Best Natural Ways to Boost Omega-3s
There are two main ways to increase your omega-3 intake: food and supplements. When it comes to food, there are several good sources of omega-3s that you should add to your diet. Fatty fish is one; you can also choose plant-based sources, such as vegetables, nuts, and seeds that are high in these fatty acids.

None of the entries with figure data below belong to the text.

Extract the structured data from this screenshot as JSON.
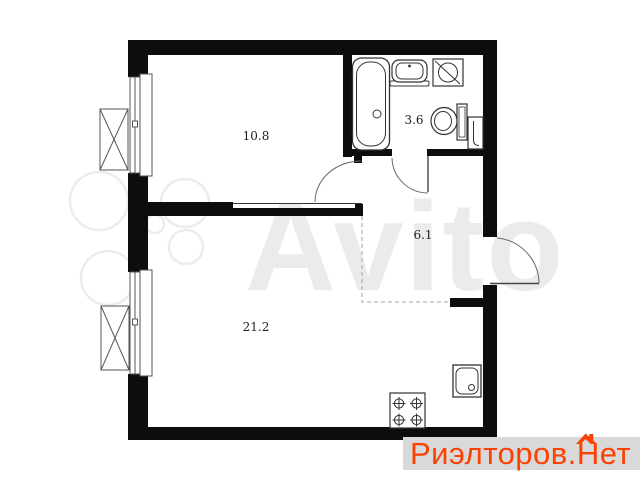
{
  "canvas": {
    "width": 640,
    "height": 480,
    "background": "#ffffff"
  },
  "floorplan": {
    "wall_color": "#0d0d0d",
    "line_color": "#555555",
    "rooms": [
      {
        "name": "room",
        "area_label": "10.8"
      },
      {
        "name": "bathroom",
        "area_label": "3.6"
      },
      {
        "name": "hallway",
        "area_label": "6.1"
      },
      {
        "name": "living-kitchen",
        "area_label": "21.2"
      }
    ],
    "fixture_icons": [
      "bathtub-icon",
      "washbasin-icon",
      "washing-machine-icon",
      "toilet-icon",
      "water-heater-icon",
      "stove-icon",
      "kitchen-sink-icon"
    ],
    "feature_icons": [
      "window-icon",
      "ac-basket-icon",
      "door-swing-icon",
      "kitchen-zone-dashed-boundary"
    ]
  },
  "watermarks": {
    "avito": {
      "text": "Avito",
      "color": "#ebebeb"
    },
    "realtor": {
      "part1": "Риэлторов.",
      "part2": "Н",
      "part3": "ет",
      "text_color": "#fb4203",
      "background": "#d9d9d9"
    }
  }
}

Some of the best food sources include:
- Mackerel. Mackerel is a small, fatty fish that you can eat smoked; many people enjoy it for breakfast. Along with omega-3s, it is also high in B vitamins and selenium.

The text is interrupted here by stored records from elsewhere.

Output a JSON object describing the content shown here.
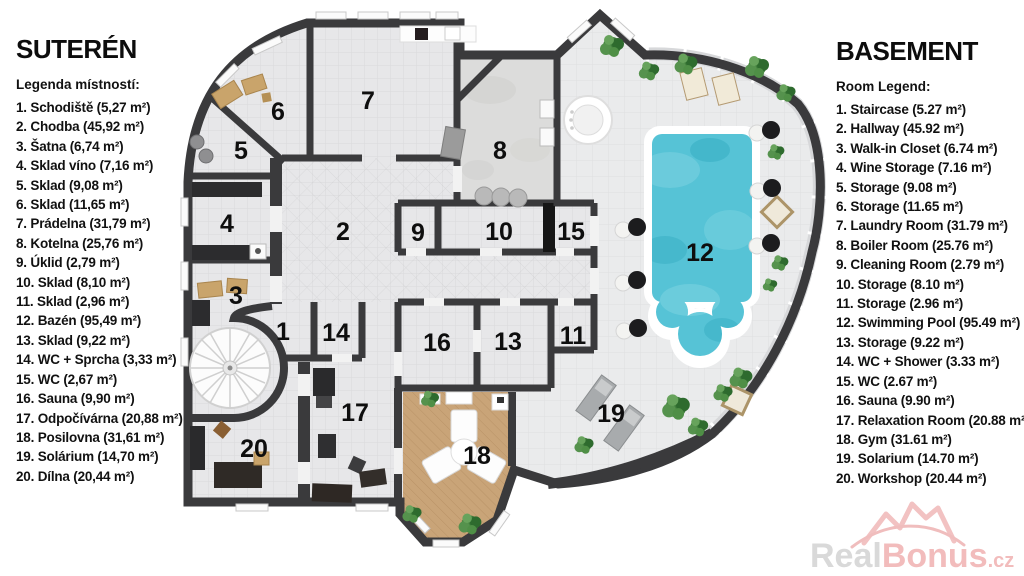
{
  "legend_left": {
    "title": "SUTERÉN",
    "subtitle": "Legenda místností:",
    "items": [
      "1. Schodiště (5,27 m²)",
      "2. Chodba (45,92 m²)",
      "3. Šatna (6,74 m²)",
      "4. Sklad víno (7,16 m²)",
      "5. Sklad (9,08 m²)",
      "6. Sklad (11,65 m²)",
      "7. Prádelna (31,79 m²)",
      "8. Kotelna (25,76 m²)",
      "9. Úklid (2,79 m²)",
      "10. Sklad (8,10 m²)",
      "11. Sklad (2,96 m²)",
      "12. Bazén (95,49 m²)",
      "13. Sklad (9,22 m²)",
      "14. WC + Sprcha (3,33 m²)",
      "15. WC (2,67 m²)",
      "16. Sauna (9,90 m²)",
      "17. Odpočívárna (20,88 m²)",
      "18. Posilovna (31,61 m²)",
      "19. Solárium (14,70 m²)",
      "20. Dílna (20,44 m²)"
    ]
  },
  "legend_right": {
    "title": "BASEMENT",
    "subtitle": "Room Legend:",
    "items": [
      "1. Staircase (5.27 m²)",
      "2. Hallway (45.92 m²)",
      "3. Walk-in Closet (6.74 m²)",
      "4. Wine Storage (7.16 m²)",
      "5. Storage (9.08 m²)",
      "6. Storage (11.65 m²)",
      "7. Laundry Room (31.79 m²)",
      "8. Boiler Room (25.76 m²)",
      "9. Cleaning Room (2.79 m²)",
      "10. Storage (8.10 m²)",
      "11. Storage (2.96 m²)",
      "12. Swimming Pool (95.49 m²)",
      "13. Storage (9.22 m²)",
      "14. WC + Shower (3.33 m²)",
      "15. WC (2.67 m²)",
      "16. Sauna (9.90 m²)",
      "17. Relaxation Room (20.88 m²)",
      "18. Gym (31.61 m²)",
      "19. Solarium (14.70 m²)",
      "20. Workshop (20.44 m²)"
    ]
  },
  "floorplan": {
    "room_numbers": {
      "r1": "1",
      "r2": "2",
      "r3": "3",
      "r4": "4",
      "r5": "5",
      "r6": "6",
      "r7": "7",
      "r8": "8",
      "r9": "9",
      "r10": "10",
      "r11": "11",
      "r12": "12",
      "r13": "13",
      "r14": "14",
      "r15": "15",
      "r16": "16",
      "r17": "17",
      "r18": "18",
      "r19": "19",
      "r20": "20"
    }
  },
  "watermark": {
    "brand_gray": "Real",
    "brand_accent": "Bonus",
    "tld": ".cz"
  },
  "colors": {
    "wall": "#3a3a3c",
    "floor": "#e7e7e9",
    "pool_water": "#56c3d6",
    "gym_floor": "#c9a478",
    "watermark_gray": "#d9d9d9",
    "watermark_pink": "#f2bcbc"
  }
}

- Salmon. This is one of the most nutritious and most popular types of fish on the market. It also contains plenty of protein, potassium, magnesium, B vitamins, and selenium.
- Oysters. You can often find oysters on restaurant menus as appetizers or snacks. Unlike most seafood omega-3 sources, oysters contain all three major classes of omega-3s: ALA, EPA, and DHA.
- Seabass. This popular Japanese fish also offers a powerful dose of protein and selenium.
- Shrimp. Around the globe, people enjoy shrimp as an appetizer or a meal component. Shrimp is a tasty and versatile food that’s also rich in protein and potassium.
- Trout. Rainbow trout are one of the healthiest and most popular types of fish you can buy. In addition to omega-3s, trout also boasts lots of protein, vitamin D, and potassium.
If you prefer vegetarian or vegan sources, you can choose from:
- Algae and seaweed. Seaweed, chlorella, nori, and spirulina are different types of algae that people eat for their many health benefits. Use nori to wrap your sushi or snack on salty, crispy seaweed chips.
- Chia seeds. Chia seeds are a great source of omega-3s, protein, and fiber. Use them in smoothies, salads, granola… the sky’s the limit.
- Hemp seeds. Hemp seeds provide a healthy dose of ALA along with many other nutrients, including protein, iron, magnesium, and zinc.
- Walnuts. Walnuts are an important source of healthy fats, including omega-3 fatty acids. Add walnuts to most anything, from granola and trail mix to yogurt and cooked dishes.
- Kidney beans. Kidney beans are a rich source of omega-3s, whether you eat them alone, as a side dish, or as an ingredient in curry, stew, or rice and beans.
If you cannot meet your daily requirement of omega-3 or have unusually high levels of inflammation or joint pain, then you can choose from several types of omega-3 supplements. Find what you need with:
- Fish oil. Fish oil is the most popular omega-3 supplement and provides an exceptionally high dose of EPA and DHA.
- GLMO. Green-lipped mussel oil is a superior source of omega-3 fatty acids because it’s all-natural, effective, clean, and more effective than fish oil. It also contains EPA, DHA, OTA and the all powerful ETA.
- Algae oil. If you’re adhering to a vegan diet, you can use algae oil as a source of omega-3s. Be sure to speak with your doctor about the correct dosage.